The ROI compares the initial investment versus the benefits obtained by the project. A positive and high ROI reflects that the stream sampler implementation is profitable, in this case, based on the first-year return. Hence, the stream sampler becomes more desirable for a company because its returns are higher than the invested resources.

A relatively short payback period makes the project more attractive because the time needed to recover the capital investment is brief. In any of the studied scenarios, the investment recovery occurs in less than 2 years.

Conclusions

The costs and benefits associated with the stream sampler are also applicable to many other projects involving PAT, continuous manufacturing, and emerging technologies. The stream sampler has been used as example of a PAT investment to further investigate the costs and benefits associated with its implementation in manufacturing. The authors are certain that this study will catalyze much needed progress in evaluating the costs and benefits of introducing new technologies in pharmaceutical manufacturing.

The reduction in inventory levels and decrease of IPC laboratory activities are positive effects of the implementation of the stream sampler and monitoring with NIR or Raman spectroscopy. Besides, the stream sampler implementation could be a very profitable investment project, with a rate of return between 65 and 89% and a payback period between 1.3 and 2 years approximately. The return on investment may represent a difference between 82 and 133% versus the capital investment for this project which is economically attractive.

The tax benefits contribute further to this case study, especially the super deduction, followed by the R&D tax credit. The case study evidenced the ease of using this business case model, including analyzing and reviewing the results. This business case template allows evaluation in real-time of any change generated during the project’s analysis and its effect on the project’s economic evaluation methods. Furthermore, the tax incentives effects can be evaluated by entering the input data without an additional step in the template.

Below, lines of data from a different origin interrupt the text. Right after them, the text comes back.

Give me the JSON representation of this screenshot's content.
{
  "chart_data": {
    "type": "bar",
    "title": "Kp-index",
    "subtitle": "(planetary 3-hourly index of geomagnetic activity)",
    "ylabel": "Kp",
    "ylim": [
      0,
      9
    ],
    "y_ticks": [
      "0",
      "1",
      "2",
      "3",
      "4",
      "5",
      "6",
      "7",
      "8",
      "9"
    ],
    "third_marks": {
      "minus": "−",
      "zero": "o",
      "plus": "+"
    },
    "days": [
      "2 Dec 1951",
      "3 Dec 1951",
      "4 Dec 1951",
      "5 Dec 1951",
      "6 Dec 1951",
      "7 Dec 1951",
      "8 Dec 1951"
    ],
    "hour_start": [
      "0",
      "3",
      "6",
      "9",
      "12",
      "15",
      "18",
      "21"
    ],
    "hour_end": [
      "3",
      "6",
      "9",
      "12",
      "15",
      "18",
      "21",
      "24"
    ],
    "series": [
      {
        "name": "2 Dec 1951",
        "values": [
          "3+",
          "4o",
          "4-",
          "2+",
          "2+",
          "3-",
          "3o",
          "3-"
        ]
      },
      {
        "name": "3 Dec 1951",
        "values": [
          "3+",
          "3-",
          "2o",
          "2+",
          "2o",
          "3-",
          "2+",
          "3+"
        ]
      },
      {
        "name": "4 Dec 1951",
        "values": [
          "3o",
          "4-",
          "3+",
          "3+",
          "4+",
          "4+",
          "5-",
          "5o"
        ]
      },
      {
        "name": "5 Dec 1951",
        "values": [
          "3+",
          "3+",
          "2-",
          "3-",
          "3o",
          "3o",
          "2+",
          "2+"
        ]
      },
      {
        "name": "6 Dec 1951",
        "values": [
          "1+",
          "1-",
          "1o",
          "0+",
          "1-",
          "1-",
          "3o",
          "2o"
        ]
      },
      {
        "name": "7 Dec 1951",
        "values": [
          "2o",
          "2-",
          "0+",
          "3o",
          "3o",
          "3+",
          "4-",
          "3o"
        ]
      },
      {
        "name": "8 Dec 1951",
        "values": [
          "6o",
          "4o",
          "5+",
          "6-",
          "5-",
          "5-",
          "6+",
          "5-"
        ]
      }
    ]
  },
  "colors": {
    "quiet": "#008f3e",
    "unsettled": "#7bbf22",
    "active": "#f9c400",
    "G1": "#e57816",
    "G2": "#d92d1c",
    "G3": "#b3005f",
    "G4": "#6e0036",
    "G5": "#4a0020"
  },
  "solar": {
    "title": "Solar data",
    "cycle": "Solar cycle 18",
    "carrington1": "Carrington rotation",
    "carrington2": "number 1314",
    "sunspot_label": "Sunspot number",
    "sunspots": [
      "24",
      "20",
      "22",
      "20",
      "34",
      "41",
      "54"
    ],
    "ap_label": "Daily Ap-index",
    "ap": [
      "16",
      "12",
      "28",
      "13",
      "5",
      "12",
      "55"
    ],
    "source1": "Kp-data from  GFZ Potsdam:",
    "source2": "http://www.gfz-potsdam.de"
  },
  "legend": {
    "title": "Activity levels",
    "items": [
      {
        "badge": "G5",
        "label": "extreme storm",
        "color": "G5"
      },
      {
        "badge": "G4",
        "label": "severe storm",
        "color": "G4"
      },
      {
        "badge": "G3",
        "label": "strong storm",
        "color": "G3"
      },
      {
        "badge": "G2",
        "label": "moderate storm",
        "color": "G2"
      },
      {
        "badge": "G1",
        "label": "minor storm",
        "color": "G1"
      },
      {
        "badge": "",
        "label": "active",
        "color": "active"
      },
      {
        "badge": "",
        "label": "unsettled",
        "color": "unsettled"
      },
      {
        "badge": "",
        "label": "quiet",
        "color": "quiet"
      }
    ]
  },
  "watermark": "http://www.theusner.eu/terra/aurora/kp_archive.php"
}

As future work, we need to consider evaluating the sampler/PAT system implementation in manufacturing lines associated with other types of products. Likewise, we should consider the evaluation of PAT implementation in medical device production and the food industry. The economic impact that PAT implementation shall consider is the exploration these kinds of industries and the benefits associated with sustainability, testing simplification, and quality system requirements.